The microcontroller revolution has accelerated the development of tools available to the electronics industry. Multimeters (recently, DMMs) and oscilloscopes (recently, DSOs) have been a staple of electronics workbenches for decades, along with signal generators, frequency counters, and other specialized tools.
All of these tools, however, have generally been made to make measurements of basic quantities — voltage, current, frequency, or perhaps subtler measurements like capacitance or even complex impedance, in the case of LCR meters. The intelligence has always been, ostensibly, with the operator.
Tools like automated component testers are starting to change that. Instead of having to know what a particular component is and find the right instrument or come up with a test procedure, these devices help play detective for you. Connect a mystery component across two or three terminals, lower the latch, press the big blue button that is literally the only control on the unit, and it (usually) tells you what the component is, which terminal is which (if it matters), and even the specs.
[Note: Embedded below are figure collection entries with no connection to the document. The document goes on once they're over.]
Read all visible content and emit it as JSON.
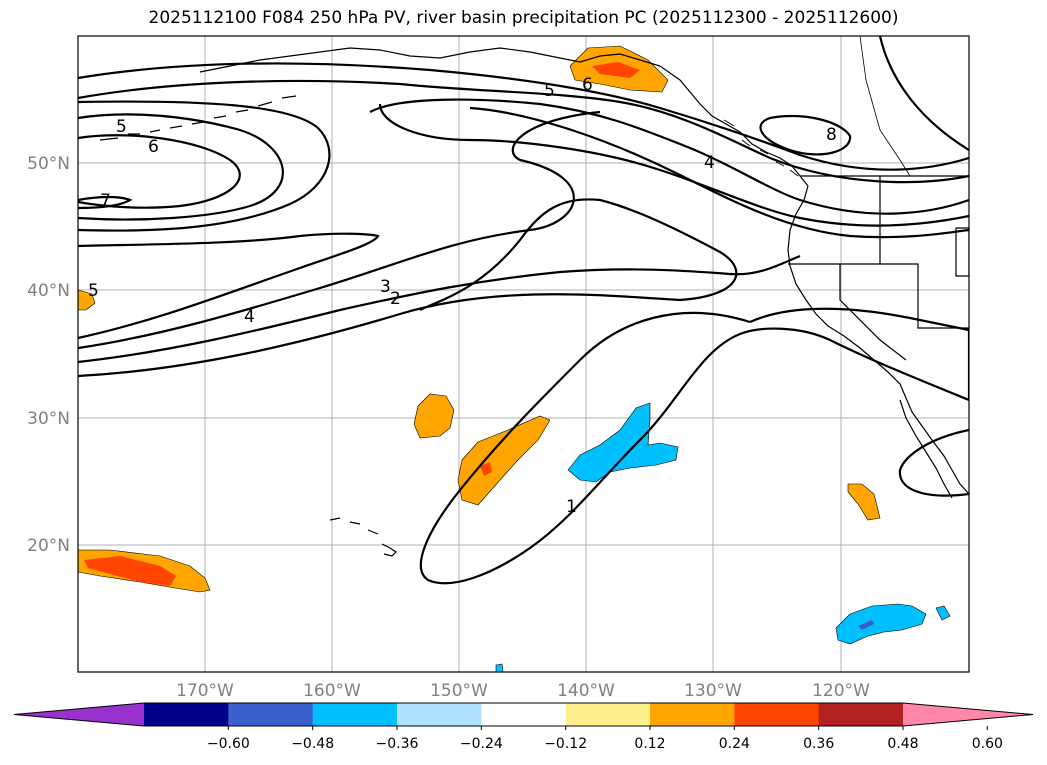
{
  "title": "2025112100 F084 250 hPa PV, river basin precipitation PC (2025112300 - 2025112600)",
  "lat_labels": [
    "50°N",
    "40°N",
    "30°N",
    "20°N"
  ],
  "lon_labels": [
    "170°W",
    "160°W",
    "150°W",
    "140°W",
    "130°W",
    "120°W"
  ],
  "contour_labels": [
    "5",
    "6",
    "7",
    "5",
    "4",
    "3",
    "2",
    "5",
    "6",
    "4",
    "8",
    "1"
  ],
  "colorbar": {
    "ticks": [
      "−0.60",
      "−0.48",
      "−0.36",
      "−0.24",
      "−0.12",
      "0.12",
      "0.24",
      "0.36",
      "0.48",
      "0.60"
    ],
    "colors": [
      "#9932cc",
      "#00008b",
      "#3a5fcd",
      "#00bfff",
      "#b0e2ff",
      "#ffffff",
      "#fff08f",
      "#ffa500",
      "#ff4500",
      "#b22222",
      "#ff88aa"
    ]
  },
  "colors": {
    "positive_low": "#ffa500",
    "positive_mid": "#ff4500",
    "negative": "#00bfff",
    "negative_strong": "#3a5fcd",
    "grid": "#b0b0b0"
  },
  "icons": [
    "coastline-icon"
  ]
}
For $15 or so, it would be a cool little device if it just did resistors; this kind of form factor can be convenient. But so far, I’ve seen it identify not only resistors, but diodes, FET and BJT transistors, capacitors, inductors, and (unreliably) combinations of two or more of the above, such as diode-plus-resistor combinations.
For components like diodes, it will give a good estimate of the forward voltage drop as well as the capacitance, which is easy to forget about until you wonder why your LED is acting like a capacitor.
…and knowing modern tech, there’s a good chance that it started life as an Arduino project.